La plataforma de seguimiento epidemiológico EuroMomo confirmó que las olas de calor estivales causaron más de 32.000 decesos adicionales en el territorio europeo.En este sentido, el organismo técnico procesó las estadísticas sanitarias de 23 países para evaluar el impacto de las altas temperaturas. De esta manera, el pico de mortalidad se concentró durante las últimas semanas de junio y los primeros días de julio.
Los informes oficiales relacionaron el incremento de bajas al fenómeno del calentamiento global y la proliferación de incendios forestales. Asimismo, los picos de calor extremo colapsaron los sistemas de atención primaria en diversas áreas urbanas, por lo que los expertos proyectan que la cifra definitiva de víctimas aumentará a medida que se consoliden los datos de agosto.
Alemania fue el país que registró el impacto más severo de la región con aproximadamente 14.000 fallecimientos asociados al calor en lo que va del verano. De hecho, el Instituto Robert Koch confirmó que se trata del registro más elevado desde que se contabilizan estas estadísticas en la nación germana.
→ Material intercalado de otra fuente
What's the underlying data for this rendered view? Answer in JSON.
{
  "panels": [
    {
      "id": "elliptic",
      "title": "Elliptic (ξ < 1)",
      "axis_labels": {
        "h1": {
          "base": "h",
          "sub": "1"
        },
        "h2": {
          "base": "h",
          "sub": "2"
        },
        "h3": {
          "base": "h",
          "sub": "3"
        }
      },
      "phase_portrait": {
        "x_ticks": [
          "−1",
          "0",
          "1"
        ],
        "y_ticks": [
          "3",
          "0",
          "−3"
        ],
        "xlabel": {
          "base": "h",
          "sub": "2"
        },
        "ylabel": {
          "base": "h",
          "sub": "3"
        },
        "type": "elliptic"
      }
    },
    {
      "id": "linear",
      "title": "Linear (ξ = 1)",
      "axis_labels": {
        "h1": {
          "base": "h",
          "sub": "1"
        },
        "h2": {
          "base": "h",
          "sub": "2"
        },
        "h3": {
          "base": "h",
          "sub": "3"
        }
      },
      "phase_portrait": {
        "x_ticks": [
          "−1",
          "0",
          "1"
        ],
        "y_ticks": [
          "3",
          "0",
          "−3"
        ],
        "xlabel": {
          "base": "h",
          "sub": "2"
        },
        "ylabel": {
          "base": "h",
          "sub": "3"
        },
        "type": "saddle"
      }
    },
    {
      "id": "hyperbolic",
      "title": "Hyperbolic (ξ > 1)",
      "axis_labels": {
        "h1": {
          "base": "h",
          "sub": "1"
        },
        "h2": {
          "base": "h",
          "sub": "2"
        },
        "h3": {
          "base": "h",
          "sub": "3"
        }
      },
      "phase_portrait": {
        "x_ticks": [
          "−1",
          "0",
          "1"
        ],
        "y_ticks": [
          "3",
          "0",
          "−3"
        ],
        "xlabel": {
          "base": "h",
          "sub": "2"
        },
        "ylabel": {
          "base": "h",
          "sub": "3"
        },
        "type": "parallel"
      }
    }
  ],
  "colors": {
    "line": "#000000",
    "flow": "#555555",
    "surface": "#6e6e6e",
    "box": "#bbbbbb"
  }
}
De igual manera, las agencias de salud de Francia y España notificaron 7.300 y 4.500 muertes adicionales respectivamente.
Además, países con infraestructuras tradicionalmente preparadas para el frío, como Bélgica, Reino Unido y Países Bajos, informaron sobremortalidades inéditas entre la población de mayor edad. En consecuencia, las autoridades del continente actualizan los protocolos de emergencia climática para mitigar los efectos de las futuras canículas. De esta forma, Europa enfrenta uno de los veranos más mortíferos de las últimas décadas.